Owner Jerry Reinsdorf is known for loyalty to his employees, and that perhaps explains sticking mainly with a braintrust, including GM Rick Hahn, that has seen the White Sox go without a winning record since 2012 and without the playoffs since 2008. Credit is due for turning Chris Sale and Jose Quintana into potential cornerstones Yoan Moncada and Eloy Jimenez. But lots more talent is needed. The White Sox dabbled in Harper and Machado last year, and it would be no surprise to see them aggressive this offseason, perhaps with opt-out candidates Aroldis Chapman and J.D. Martinez.
Colorado made the playoffs in consecutive years in 2017-18 for the first time in its history. But fell to 71-91 in 2019 for many reasons, but the free agent signings of Jeff Bridich’s reign have been almost uniformly putrid: Think Ian Desmond, Bryan Shaw, Mike Dunn, Jake McGee and Daniel Murphy. DJ LeMahieu, Adam Ottavino and Mike Tauchman went out the door to just the Yankees. Like with Trout and the Angels, the Rockies have been unable to construct a consistent winner around face-of-the-franchise Nolan Arenado.

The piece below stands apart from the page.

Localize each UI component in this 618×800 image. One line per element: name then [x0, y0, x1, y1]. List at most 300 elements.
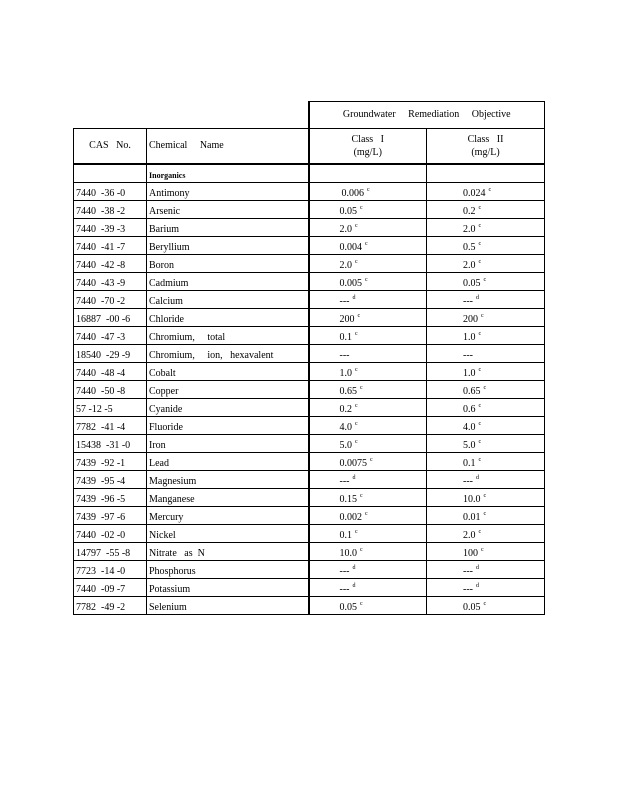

Brodie Van Wagenen called the Mets the team to beat in his first year. They weren’t, in part because his biggest acquisitions — Robinson Cano, Edwin Diaz, Jeurys Familia and Jed Lowrie — underperformed. Van Wagenen will hire his own manager now, but will almost certainly have less money to spruce up the roster, so ingenuity and creativity (finding, say, benefits in trading one problematic contract for another) will become more important. Would Cano/Diaz continuing to struggle and Jarred Kelenic fulfilling lofty prospect status weaken Van Wagenen’s status with the Wilpons? Not if there were a playoff stopover in 2020. If not …
If you no longer consider Billy Beane the main baseball power in Oakland, then only Brian Cashman (1998) has served longer in charge of baseball operations for the same team as Jon Daniels (2005). He has overseen five playoff teams, but the past three years have been rough, in part because expected young cornerstones such as Nomar Mazara and Rougned Odor have not flourished. The Rangers move into a new stadium next season, and the expectation is they will be among the majors’ most aggressive teams this offseason.
Would the leadership duo of Theo Epstein/Jed Hoyer be in job-losing peril if Chicago missed the playoffs again next year. Probably not after delivering the long-awaited title in 2016. But the manager of that team, Joe Maddon, is now gone, and the failure of his past two teams includes a bunch of dubious free agent signings (Jason Heyward, Tyler Chatwood, Craig Kimbrel, etc.) that has created a lack of payroll maneuverability while the system has done a poor job of producing pitching. There would be little surprise if Chicago tried to change the dynamic with a significant move — say, trading Kris Bryant.
The Reds have to begin to show some greater improvement or their GM, Nick Krall, could be in peril. The Blue Jays under Ross Atkins have to find pitching, and not just promise success in a distant future. The Tigers’ Al Avila, despite a recently signed extension, must demonstrate he can unearth positional impact. But Jerry Dipoto in Seattle has gotten lots of chances to try lots of avenues to success. No franchise in the four major sports has gone longer without the playoffs (since 2001). That is not all on Dipoto. But the latest U-turn was to a more complete rebuild. The playoffs are not needed in 2020, but benefits from that U-turn are necessary.